An diesem warmen Mai Abend saß Catelin noch spät an ihrem Schreibtisch. An dem jetzigen Fall stimmte etwas ganz und gar nicht. Das Klingeln ihres Handys unterbrach ihre Grübelei. "Guten Abend Großvater." Da Catelin mit ihrem Großvater hauptsächlich Deutsch Sprach und ihre zwei Androiden Kollegen jedes Wort verstehen konnten wechselte sie lieber den Ort. Sie mochte das Gefühl nicht belauscht zu werden. Diese Gelegenheit nutzte die Polizistin gleich um draußen eine zu rauchen. Zurück an ihrem Schreibtisch wartete eine frische Tasse Tee auf sie. "Miss Martens, machen sie langsam schluss für heute." "Willst du damit sagen das ich zu nichts mehr zu gebrauchen bin Nines?" Eine Sache die Catelin an Nines mochte war das er gnadenlos ehrlich war. Natürlich führte das hin und wieder zu Streit aber meistens war es ganz hilfreich. "Ja das will ich damit sagen. Schlafen sie. Sie müssen ihrem Gehirn genügend Ruhe gönnen." "Sag das Mal lieber dem da." Mit dem Kopf deutete die Polizistin auf Gavin der auf seinem Stuhl eingeschlafen war. Kein seltener und vor allem unschöner Anblick. Bei der Haltung macht er sich in wenigen Jahren den Rücken kaputt. Halbwegs entspannt räumte sie ihren Schreibtisch auf, trank den Tee und fuhr dann auf ihrer geliebten Maschine nach Hause. Die letzten Wochen hatten sie zusehends geschlaucht. Den Heimatbesuch zu Ostern hatte sie aufgrund der vielen Arbeit ausfallen lassen. Fowler meckerte schon das sie bisher noch keinen Urlaub hatte. Völlig platt fiel sie direkt in ihr Bett und schlief.

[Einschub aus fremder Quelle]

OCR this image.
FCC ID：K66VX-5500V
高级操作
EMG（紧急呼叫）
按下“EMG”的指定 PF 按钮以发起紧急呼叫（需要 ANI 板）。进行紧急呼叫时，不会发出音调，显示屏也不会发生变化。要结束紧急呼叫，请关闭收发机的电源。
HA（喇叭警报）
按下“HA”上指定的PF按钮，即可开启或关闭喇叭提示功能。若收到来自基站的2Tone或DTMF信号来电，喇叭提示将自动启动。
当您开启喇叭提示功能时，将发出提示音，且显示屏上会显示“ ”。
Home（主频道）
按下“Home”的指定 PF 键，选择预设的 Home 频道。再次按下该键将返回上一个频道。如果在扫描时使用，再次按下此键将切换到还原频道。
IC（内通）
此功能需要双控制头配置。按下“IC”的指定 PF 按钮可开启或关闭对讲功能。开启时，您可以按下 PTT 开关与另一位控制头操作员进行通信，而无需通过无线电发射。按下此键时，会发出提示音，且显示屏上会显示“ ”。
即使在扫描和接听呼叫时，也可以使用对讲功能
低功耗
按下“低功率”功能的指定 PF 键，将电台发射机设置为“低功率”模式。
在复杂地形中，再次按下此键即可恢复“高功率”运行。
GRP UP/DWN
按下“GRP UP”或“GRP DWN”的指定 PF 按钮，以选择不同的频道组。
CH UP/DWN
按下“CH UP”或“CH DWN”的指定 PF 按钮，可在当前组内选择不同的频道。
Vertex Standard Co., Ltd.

Frisch und gut erholt stand Catelin am nächsten Morgen wieder an ihrem Schreibtisch. Sogar gute Laune hatte die junge Frau an diesem Morgen. Vor Beginn ihrer Arbeit wollte sie sich als erstes einen Kaffee machen. Dumm nur das sie nicht darauf geachtet hat wo Gavin ist. Geradewegs rannten beide ineinander. Er sah ziemlich müde aus und trug auch noch die selben Klamotten wie gestern. Für eine Sekunde wirkte es so als wolle er ihr etwas sagen, entschied sich dann doch dagegen. Ohne einen Ton drängelte der Polizist sich an ihr vorbei. Sein ganzes Verhalten irritierte Catelin. Dieses ständige hin und her zwischen Nähe und Ablehnung machte sie wahnsinnig. Das Spielchen wiederholte sich die ganze restliche Woche über. Mal rannte er offensichtlich vor Catelin weg und andere Male konnte Gavin ihr nicht nah genug sein. Irgendwann ist aber jeder Geduldsfaden am Ende. "Was ist dein scheiß Problem?!" Schäumend vor Wut packte die Kleinere Polizistin ihren Kollegen am Kragen. Für sie stand fest das sie endlich eine Antwort haben wollte auch wenn sie diese aus ihm heraus prügeln musste. Mit Leichtigkeit löste Gavin ihre Hände von sich. Wer genau hinsah konnte sehen das er stark mit sich haderte. Im nächsten Moment schon warf er alle Bedenken über Bord. Etwas grob zog er Catelin an sich um ihr einen festen Kuss zu geben. Von den Kollegen drum herum war plötzlich kein Ton mehr zu hören. Die wunderbare Stille zwischen den beiden wurde doch glatt durch das vibrieren eines Handys unterbrochen. Nur widerwillig löste sich Gavin von der Frau in seinen Armen. "Ehm..." Hochrot vor Scham fischte Catelin ihr Handy aus ihrer Jackentasche. "M-meine Mum.." Mit eiligen Schritten brauste die junge Frau davon. Schon jetzt bereute Gavin was er da angestellt hatte, auch wenn viele der anwesenden Kollegen begeistert zu sein schienen. "Schau nicht so. Das hast du gut gemacht." Tina war die einzige die sofort hinter der Sache stand. Statt sich zu freuen versteckte Gavin frustriert sein Gesicht hinter seinen Händen.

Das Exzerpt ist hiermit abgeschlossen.